It’s been a scary few months, but Australians stepped up to the challenge. Whether it’s been working from home, keeping kids at home, or doing necessary delivery, healthcare, and other work, things in Australia so far look under control so far, enough that elective surgeries are opening up and restrictions are beginning to relax. Projections for the post-pandemic economy predict a global recession: millions of people around the world have already lost their jobs, stock markets are see-sawing up and down, property prices are crashing, large companies like Neiman Marcus and Virgin Airlines have declared bankruptcy, and oil has dropped below $0. The effects of the pandemic are likely to be felt by Australians and Australian companies for a while. With some luck and forward planning, it’s possible to mitigate the fallout – and that’s where we come in. Here are some strategy tips to help your business get back on its feet.
- Watch that supply chain: As manufacturing shut down in China, the effect was felt across the globe. Businesses that were over-reliant on one part of the world for manufacturing were left in the cold. If you can make it locally, make it local. When the panic buying first hit Australia, products that were largely manufactured locally (such as toilet paper) were able to ramp up production and recover consumer confidence quickly. If you can afford to start up your own delivery service instead of being beholden to platforms that might consider you not essential enough or might become overburdened from general demand overnight, do so.
- Go digital: Social distancing has led to a boom in online and contactless transactions. This isn’t new – the outbreak of SARS in China caused its online retail platforms Alibaba and JD.com to become far more popular than they were. The current pandemic is likely to have the same effect, but globally. The behavioural changes brought about from the pandemic are likely here to stay for a while: if you haven’t been considering an omnichannel approach to your stores, it’s about time. Via Inside Retail:
This new-world customer is now more comfortable with online transactions, fewer real-life interactions, and trained to constantly sanitise in public spaces. This, of course, may fade out, but some of these behaviours, habits and trends will stick. The physical store will be forced to change; it will need to be a strong enabler for online shopping, allowing for a much more seamless back and forth, with savvy mobile shoppers expecting faster, more convenient and smarter transactions. In China and Japan, stores are already set up as highly tech-enabled, allowing the customer to shop in-store but at the power of their mobile device. Product information could be discovered by a quick scan of a QR code; customers could roam the store purchasing products as they scanned, paying for it in the moment via WeChat.
- Reduce your physical footprint: As much as having a brick and mortar store will add to your brand’s credibility, it’s likely that retail will shift slowly towards smaller footprints or to a mixed retail and services outlook. Now that people are getting more and more used to getting things online overall, you’d need to either have an extra offering in-store, or just a smaller physical store. Small retailers – now’s also your chance. The playing field is starting to level down.
- Preserve customer and staff safety: Stores that were quick to put into practice measures that protected customer and staff built trust in their brand, while stores that put through half measures (or measures that didn’t work well at all, reportedly), began to generate bad press.

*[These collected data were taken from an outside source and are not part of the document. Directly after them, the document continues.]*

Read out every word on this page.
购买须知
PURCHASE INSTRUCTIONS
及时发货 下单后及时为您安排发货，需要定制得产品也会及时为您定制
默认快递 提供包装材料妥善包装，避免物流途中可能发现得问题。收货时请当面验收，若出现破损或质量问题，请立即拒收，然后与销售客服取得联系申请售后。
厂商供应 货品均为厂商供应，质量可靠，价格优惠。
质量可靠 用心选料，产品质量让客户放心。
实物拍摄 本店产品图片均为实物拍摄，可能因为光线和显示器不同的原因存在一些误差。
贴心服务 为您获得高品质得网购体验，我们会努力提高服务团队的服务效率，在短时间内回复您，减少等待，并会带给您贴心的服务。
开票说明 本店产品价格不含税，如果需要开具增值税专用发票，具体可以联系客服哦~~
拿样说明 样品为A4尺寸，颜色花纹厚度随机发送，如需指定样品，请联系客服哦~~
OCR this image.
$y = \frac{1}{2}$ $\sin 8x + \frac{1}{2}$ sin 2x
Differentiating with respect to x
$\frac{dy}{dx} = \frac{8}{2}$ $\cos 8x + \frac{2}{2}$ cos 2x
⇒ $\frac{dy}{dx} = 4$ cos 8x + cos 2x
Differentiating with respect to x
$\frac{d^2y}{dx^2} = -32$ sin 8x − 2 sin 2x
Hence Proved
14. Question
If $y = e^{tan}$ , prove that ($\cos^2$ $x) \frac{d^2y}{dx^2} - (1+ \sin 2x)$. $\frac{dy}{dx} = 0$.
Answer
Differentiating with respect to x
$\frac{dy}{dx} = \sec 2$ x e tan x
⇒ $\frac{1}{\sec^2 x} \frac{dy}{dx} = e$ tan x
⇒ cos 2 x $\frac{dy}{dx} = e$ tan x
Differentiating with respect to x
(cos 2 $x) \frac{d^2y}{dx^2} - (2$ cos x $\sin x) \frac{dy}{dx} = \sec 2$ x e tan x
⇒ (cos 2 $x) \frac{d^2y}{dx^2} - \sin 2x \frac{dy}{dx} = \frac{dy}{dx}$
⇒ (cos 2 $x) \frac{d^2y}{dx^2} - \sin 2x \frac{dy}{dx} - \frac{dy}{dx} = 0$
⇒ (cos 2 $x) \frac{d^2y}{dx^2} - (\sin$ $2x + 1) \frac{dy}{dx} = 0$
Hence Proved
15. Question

In an increasingly information-rich world where people are willing to shop according to their values, showing a willingness to risk your own staff in the name of profit will be something people are likely to remember and avoid. On the other hand, brands that were responsive to their customers’ and staff concerns quickly shored up customer relationships, building lasting goodwill.
- Evolve ad strategies: Ad spend dropped off a cliff during the pandemic, or were quickly pivoted to COVID-19 related messaging. Brands with more digitally native platforms and campaigns were quicker and more nimble, which came off as being more responsive to their customers.
- Keep lower customer spending in mind: In a time of record unemployment, Australia looks set on entering a serious recession despite government stimulus. One in ten Australians have said that they intend to spend less after the shutdown, and will likely change their habits:
Brands will have to adjust to this new spending environment, by looking closely at what they’re offering and how they’re offering it.